NORMAL HALE GETİRMEK İSTEDİ
Bu deneylerin toplumun ve kendilerinin faydasına olduğunu düşünen mahkûmlar ise deneyleri çok sevdi. Zira bunların kendi güzellikleri için yapıldığını düşünüyorlardı. Birinci başta idman, sağlıklı beslenme üzerine gerçekleştirilen deneyler tedavi ediciydi. Mahkûmlar da hapishanenin monotonluğundan kurtulmanın yanı sıra gösterilen ekstra ilgiden etkilenmişlerdi. Esasen Leo Stanley üzere güzel bir hekimle ne zıt gidebilir ki? Natürel bu sırada onun 20’nci yüzyılın başlarında tıp dünyasında tanınan hale gelen testis naklinin erkeklerin gençleşmesine dair olan fikirlerinden habersizlerdi. Bunun yanında Dr. Stanley sıkı bir öjeni savunucusuydu.

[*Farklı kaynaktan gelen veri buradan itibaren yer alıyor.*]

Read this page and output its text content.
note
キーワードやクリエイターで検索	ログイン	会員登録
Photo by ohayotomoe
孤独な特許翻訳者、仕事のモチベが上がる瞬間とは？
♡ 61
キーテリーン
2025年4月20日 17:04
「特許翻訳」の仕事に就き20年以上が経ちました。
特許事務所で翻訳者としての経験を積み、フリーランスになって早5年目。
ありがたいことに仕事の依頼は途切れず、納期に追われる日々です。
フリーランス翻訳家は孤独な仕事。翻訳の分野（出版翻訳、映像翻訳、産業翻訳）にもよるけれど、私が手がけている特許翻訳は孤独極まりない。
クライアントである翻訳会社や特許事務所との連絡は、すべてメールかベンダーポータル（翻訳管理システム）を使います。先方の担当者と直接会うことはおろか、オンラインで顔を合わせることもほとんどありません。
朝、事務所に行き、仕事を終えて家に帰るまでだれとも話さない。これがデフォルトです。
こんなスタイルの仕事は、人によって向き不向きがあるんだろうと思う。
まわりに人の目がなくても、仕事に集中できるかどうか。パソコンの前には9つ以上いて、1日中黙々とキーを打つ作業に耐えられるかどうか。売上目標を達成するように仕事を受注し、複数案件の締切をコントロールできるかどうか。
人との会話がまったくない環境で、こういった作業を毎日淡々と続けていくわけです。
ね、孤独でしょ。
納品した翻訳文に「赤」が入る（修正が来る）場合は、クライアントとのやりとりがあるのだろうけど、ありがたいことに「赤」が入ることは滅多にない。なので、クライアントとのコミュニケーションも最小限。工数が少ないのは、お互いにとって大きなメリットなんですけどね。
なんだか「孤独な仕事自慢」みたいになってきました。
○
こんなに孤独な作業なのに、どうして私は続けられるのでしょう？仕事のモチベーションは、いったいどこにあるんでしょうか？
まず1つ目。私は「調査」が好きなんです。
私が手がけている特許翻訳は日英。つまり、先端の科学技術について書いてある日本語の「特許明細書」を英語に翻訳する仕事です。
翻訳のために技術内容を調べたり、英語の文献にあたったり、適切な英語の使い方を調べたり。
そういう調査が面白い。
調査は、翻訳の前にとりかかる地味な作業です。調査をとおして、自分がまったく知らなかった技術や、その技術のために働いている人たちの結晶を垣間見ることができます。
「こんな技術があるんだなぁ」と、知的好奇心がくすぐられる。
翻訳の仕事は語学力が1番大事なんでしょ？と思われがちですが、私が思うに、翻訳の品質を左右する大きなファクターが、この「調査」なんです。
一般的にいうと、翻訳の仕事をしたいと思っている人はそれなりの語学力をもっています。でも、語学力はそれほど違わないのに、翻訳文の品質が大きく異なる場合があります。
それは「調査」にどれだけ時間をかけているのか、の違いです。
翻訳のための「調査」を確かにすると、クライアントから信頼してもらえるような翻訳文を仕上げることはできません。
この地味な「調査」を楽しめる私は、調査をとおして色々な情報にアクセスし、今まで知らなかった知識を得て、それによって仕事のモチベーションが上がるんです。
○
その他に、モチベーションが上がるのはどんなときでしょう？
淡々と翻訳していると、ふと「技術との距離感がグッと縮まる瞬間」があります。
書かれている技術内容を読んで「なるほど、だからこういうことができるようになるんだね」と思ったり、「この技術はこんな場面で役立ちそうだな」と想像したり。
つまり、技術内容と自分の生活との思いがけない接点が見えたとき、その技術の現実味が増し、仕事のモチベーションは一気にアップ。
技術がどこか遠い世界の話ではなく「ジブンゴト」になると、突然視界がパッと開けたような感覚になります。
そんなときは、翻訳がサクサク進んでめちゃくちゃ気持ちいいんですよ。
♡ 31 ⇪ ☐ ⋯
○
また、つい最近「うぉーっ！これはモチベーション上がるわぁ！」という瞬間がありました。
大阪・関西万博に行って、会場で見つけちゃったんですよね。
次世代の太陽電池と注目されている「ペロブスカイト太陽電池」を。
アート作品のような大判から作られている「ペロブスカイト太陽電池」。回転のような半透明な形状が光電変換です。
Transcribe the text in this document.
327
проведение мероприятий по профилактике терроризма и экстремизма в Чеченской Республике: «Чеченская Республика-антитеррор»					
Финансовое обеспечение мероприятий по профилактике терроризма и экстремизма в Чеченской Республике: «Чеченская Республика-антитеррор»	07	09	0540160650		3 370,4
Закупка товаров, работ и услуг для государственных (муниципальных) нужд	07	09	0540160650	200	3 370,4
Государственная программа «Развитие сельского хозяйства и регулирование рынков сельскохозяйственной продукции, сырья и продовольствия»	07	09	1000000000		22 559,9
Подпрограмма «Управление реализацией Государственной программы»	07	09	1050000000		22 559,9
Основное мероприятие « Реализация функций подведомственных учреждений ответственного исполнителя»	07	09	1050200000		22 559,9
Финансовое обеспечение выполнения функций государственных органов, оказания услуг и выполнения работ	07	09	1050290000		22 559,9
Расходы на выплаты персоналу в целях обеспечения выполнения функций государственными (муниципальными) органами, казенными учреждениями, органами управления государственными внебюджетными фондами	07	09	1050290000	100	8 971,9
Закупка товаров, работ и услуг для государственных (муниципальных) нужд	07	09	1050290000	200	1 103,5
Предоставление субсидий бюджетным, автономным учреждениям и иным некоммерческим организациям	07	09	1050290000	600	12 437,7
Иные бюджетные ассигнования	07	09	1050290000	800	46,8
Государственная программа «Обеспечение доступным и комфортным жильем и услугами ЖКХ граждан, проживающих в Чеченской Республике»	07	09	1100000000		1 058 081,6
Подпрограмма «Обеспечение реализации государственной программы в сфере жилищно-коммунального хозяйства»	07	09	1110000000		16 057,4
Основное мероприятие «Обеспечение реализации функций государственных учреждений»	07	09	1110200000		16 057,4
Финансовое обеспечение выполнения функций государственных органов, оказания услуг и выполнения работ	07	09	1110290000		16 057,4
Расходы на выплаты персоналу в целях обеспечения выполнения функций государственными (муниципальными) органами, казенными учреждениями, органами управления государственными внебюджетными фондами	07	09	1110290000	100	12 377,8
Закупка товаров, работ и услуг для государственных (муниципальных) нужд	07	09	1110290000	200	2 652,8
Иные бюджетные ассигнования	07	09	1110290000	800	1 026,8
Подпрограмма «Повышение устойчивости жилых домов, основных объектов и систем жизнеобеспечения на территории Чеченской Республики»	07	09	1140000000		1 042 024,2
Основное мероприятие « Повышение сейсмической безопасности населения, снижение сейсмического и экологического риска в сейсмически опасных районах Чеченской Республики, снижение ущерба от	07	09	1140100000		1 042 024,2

‘YAPILACAK EN GÜZEL ŞEY KISIRLAŞTIRMAK’
Öjeni, sıhhatsiz ceninleri ayırıp sağlıklı ceninler yetiştirmenin yollarını arayan, bilimselliği tartışmalı bir ideoloji olarak tanımlanıyor. Stanley’e nazaran bu mahkûmlar da sıhhatsiz birer cenin örnekleriydi. Kısmen güney ve Orta Avrupa’dan gelen göçmen dalgalarına bir reaksiyon olan bu hareketin en son emeli ‘seçici üremeyi’ teşvik etmekti. Öjeniye nazaran en âlâ insan soyu İskandinav, Germen yahut Anglo-Saksonlar’dan geliyordu. Öjeni hareketinin en fecî yaklaşımlarından biri de fakirlerin, engellilerin ve bir hatadan karar giymiş olan herkesin zorla kısırlaştırılmasıydı.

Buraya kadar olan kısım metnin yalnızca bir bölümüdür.